Enable-CmdletExtensionAgent -Identity <CmdletExtensionAgentIdParameter> [-Confirm [<SwitchParameter>]] [-DomainController <Fqdn>] [-WhatIf [<SwitchParameter>]]



This example enables the Scripting Agent cmdlet extension agent. Before you enable the Scripting Agent, you need to make sure that you've first deployed the ScriptingAgentConfig.xml configuration file to all the servers in your organization. If you don't deploy the configuration file first and you enable the Scripting Agent, all non-Get cmdlets fail when they're run.

Copy Code
Enable-CmdletExtensionAgent "Scripting Agent"

Detailed Description

When you enable a cmdlet extension agent, the agent is run on every Exchange 2013 server in the organization. When an agent is enabled, it's made available to cmdlets that can then use the agent to perform additional operations.

Before you enable agents, be sure that you're aware of how the agent works and what impact the agent will have on your organization.

You need to be assigned permissions before you can run this cmdlet. Although all parameters for this cmdlet are listed in this topic, you may not have access to some parameters if they're not included in the permissions assigned to you. To see what permissions you need, see the "Cmdlet extension agents" entry in the Exchange and Shell Infrastructure Permissions topic.

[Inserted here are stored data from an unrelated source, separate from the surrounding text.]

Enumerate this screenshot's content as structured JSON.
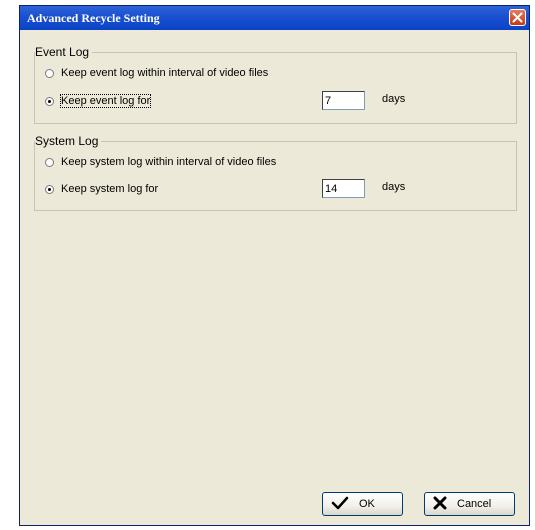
{
  "window": {
    "title": "Advanced Recycle Setting",
    "close_icon": "close-icon"
  },
  "event_log": {
    "group_title": "Event Log",
    "option_interval_label": "Keep event log within interval of video files",
    "option_days_label": "Keep event log for",
    "selected_option": "days",
    "days_value": "7",
    "days_unit": "days"
  },
  "system_log": {
    "group_title": "System Log",
    "option_interval_label": "Keep system log within interval of video files",
    "option_days_label": "Keep system log for",
    "selected_option": "days",
    "days_value": "14",
    "days_unit": "days"
  },
  "buttons": {
    "ok_label": "OK",
    "ok_icon": "checkmark-icon",
    "cancel_label": "Cancel",
    "cancel_icon": "x-icon"
  },
  "colors": {
    "titlebar": "#0a43c6",
    "dialog_bg": "#ece9d8",
    "close_button": "#c23a18"
  }
}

Parameter Required Type Description




The Identity parameter specifies the name of the cmdlet extension agent to enable. If the name contains spaces, enclose the name in quotation marks (").




The Confirm switch causes the command to pause processing and requires you to acknowledge what the command will do before processing continues. You don't have to specify a value with the Confirm switch.




The DomainController parameter specifies the fully qualified domain name (FQDN) of the domain controller that writes this configuration change to Active Directory.




The WhatIf switch instructs the command to simulate the actions that it would take on the object. By using the WhatIf switch, you can view what changes would occur without having to apply any of those changes. You don't have to specify a value with the WhatIf switch.

Input Types

To see the input types that this cmdlet accepts, see Cmdlet Input and Output Types. If the Input Type field for a cmdlet is blank, the cmdlet doesn’t accept input data.

Return Types

To see the return types, which are also known as output types, that this cmdlet accepts, see Cmdlet Input and Output Types. If the Output Type field is blank, the cmdlet doesn’t return data.